J’aurais aimé que ça soit le cas ! Je n’ai strictement rien fait pendant le premier confinement, à part regarder des films. Je n’arrivais pas à lire. Mon cerveau était complètement débranché. Il n’y a que cette année que j’ai recommencé à écrire et à avoir des livres en main. Mais, à part les paroles de Protomartyr, je n’écris pas grand chose. J’ai commencé à rédiger des articles pour le magazine américain Creem, et c’est là que j’ai compris à quel point il est difficile d’être journaliste. Mais, au moins, ça garde mon cerveau éveillé. Il faut que j’arrête de mater la télévision.
Penses-tu qu’en 2022, le monde soit plus ouvert à un groupe qui n’est pas sur Instagram, et dont les membres ne sont plus très jeunes ?
Je vais te répondre que non. Nous n’avons pas Instagram parce que nous ne sommes pas des gens intéressants. A part la musique, nous sommes très chiants. Les jeunes doivent écouter de la musique de jeunes, même si j’espère qu’ils aiment également des groupes comme Protomartyr. J’étais inquiet pour Detroit parce qu’il n’y avait plus énormément de jeunes groupes qui explosaient mais, depuis peu, il y a une réelle résurgence punk. Ça me donne de l’espoir.
Detroit est toujours une des meilleures villes au monde d’un point de vue musical ?
Où que tu vives, c’est très dur d’être un jeune musicien à l’heure actuelle. Peut être plus à Détroit qu’ailleurs car les groupes ont tendance à zapper la ville dans leurs plans de tournée. Ils passent chez nous sans s’arrêter quand ils viennent de Chicago et qu’ils se dirigent vers Toronto. Du coup, les gens de la ville se tournent vers les groupes locaux pour se divertir, et les soutiennent.
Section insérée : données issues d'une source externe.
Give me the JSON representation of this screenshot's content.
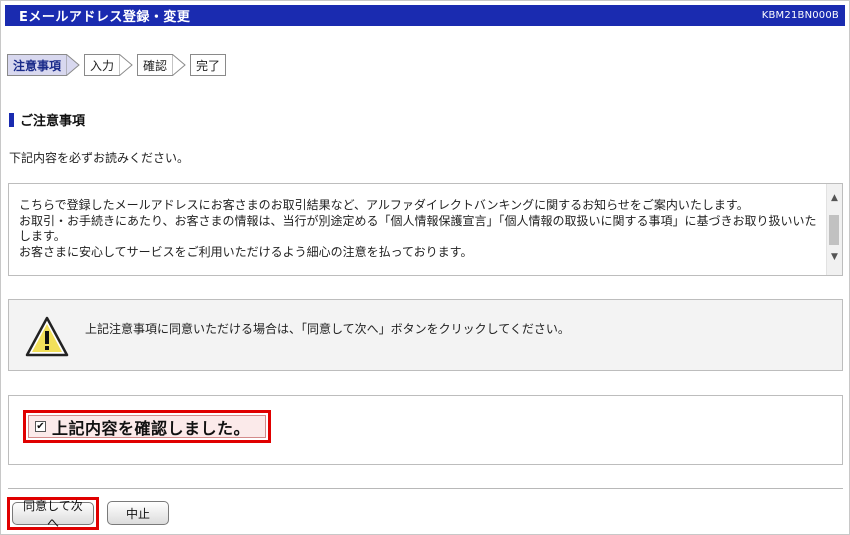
{
  "header": {
    "title": "Eメールアドレス登録・変更",
    "screen_code": "KBM21BN000B",
    "bg_color": "#1a2bb0"
  },
  "steps": [
    {
      "label": "注意事項",
      "active": true
    },
    {
      "label": "入力",
      "active": false
    },
    {
      "label": "確認",
      "active": false
    },
    {
      "label": "完了",
      "active": false
    }
  ],
  "section": {
    "title": "ご注意事項"
  },
  "instruction": "下記内容を必ずお読みください。",
  "notice": {
    "lines": [
      "こちらで登録したメールアドレスにお客さまのお取引結果など、アルファダイレクトバンキングに関するお知らせをご案内いたします。",
      "お取引・お手続きにあたり、お客さまの情報は、当行が別途定める「個人情報保護宣言」「個人情報の取扱いに関する事項」に基づきお取り扱いいたします。",
      "お客さまに安心してサービスをご利用いただけるよう細心の注意を払っております。"
    ]
  },
  "warning": {
    "icon": "warning-icon",
    "message": "上記注意事項に同意いただける場合は、「同意して次へ」ボタンをクリックしてください。"
  },
  "confirm": {
    "checked": true,
    "label": "上記内容を確認しました。",
    "highlight_color": "#e00000"
  },
  "buttons": {
    "agree_next": "同意して次へ",
    "cancel": "中止"
  }
}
Je suis vieux maintenant, je ne sors plus comme avant. Plus jeune, j’avais l’habitude d’aller dans les soirées underground pour lesquelles les shows avaient souvent lieu dans des caves et des maisons. Maintenant si je m’y pointe, on risque de me prendre pour un flic. Mais il y a toujours une scène. Je te l’assure : j’ai demandé à des jeunes.
Maintenant que tu as du recul et que tu as eu du temps pour réfléchir, tu considères toujours Ultimate Success Today comme un chapitre final à Protomartyr ?
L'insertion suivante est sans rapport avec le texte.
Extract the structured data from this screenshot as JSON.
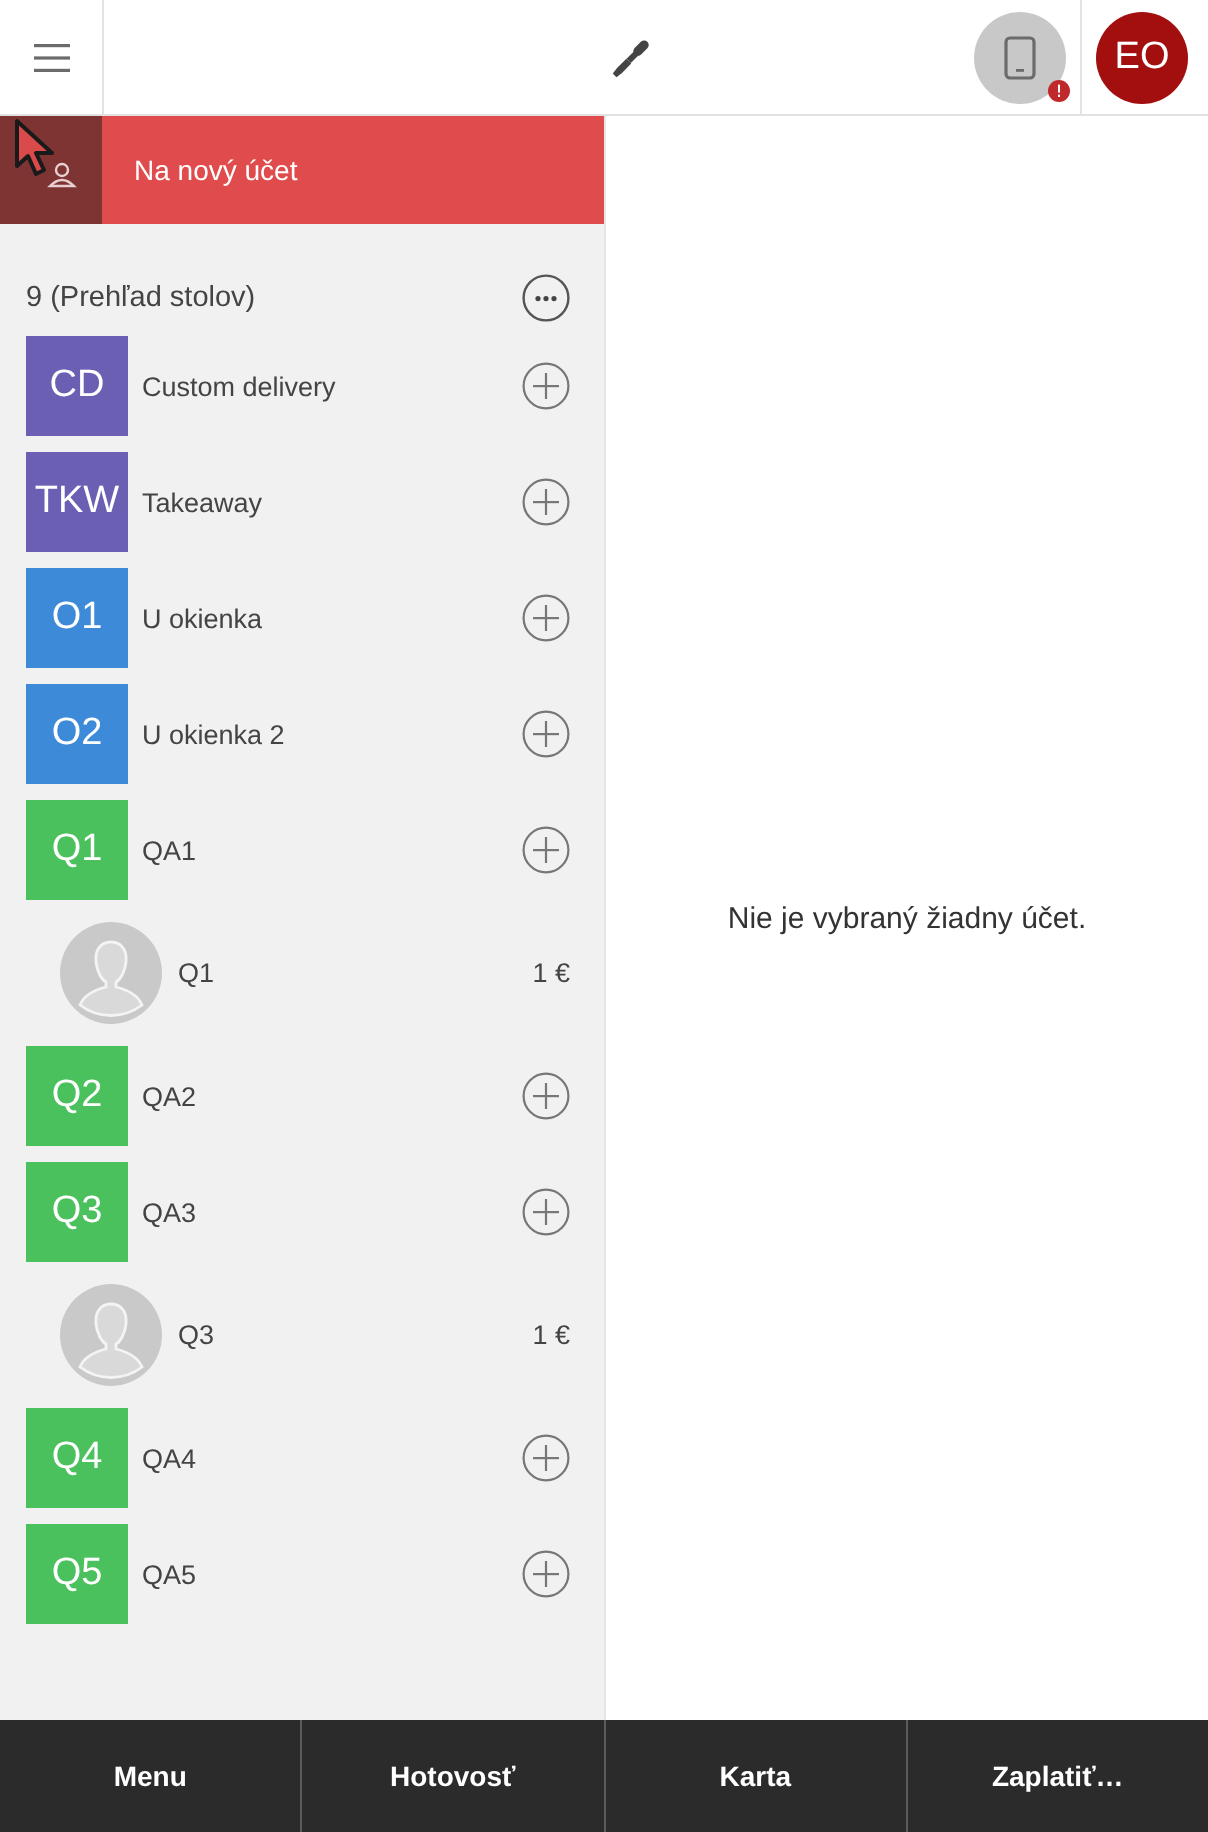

Je me suis vraiment senti con quand j’ai dit ça et que le COVID est arrivé. J’ai comme l’impression de nous avoir lancé une malédiction. Mais j’ai plutôt dit ça dans un sens de renouveau, pour souligner notre volonté de partir sur de nouvelles bases. Là, on vient de finir d’enregistrer notre nouvel album… J’ai essayé de les lier tous ensemble thématiquement, mais j’ai préféré me libérer de toute contrainte.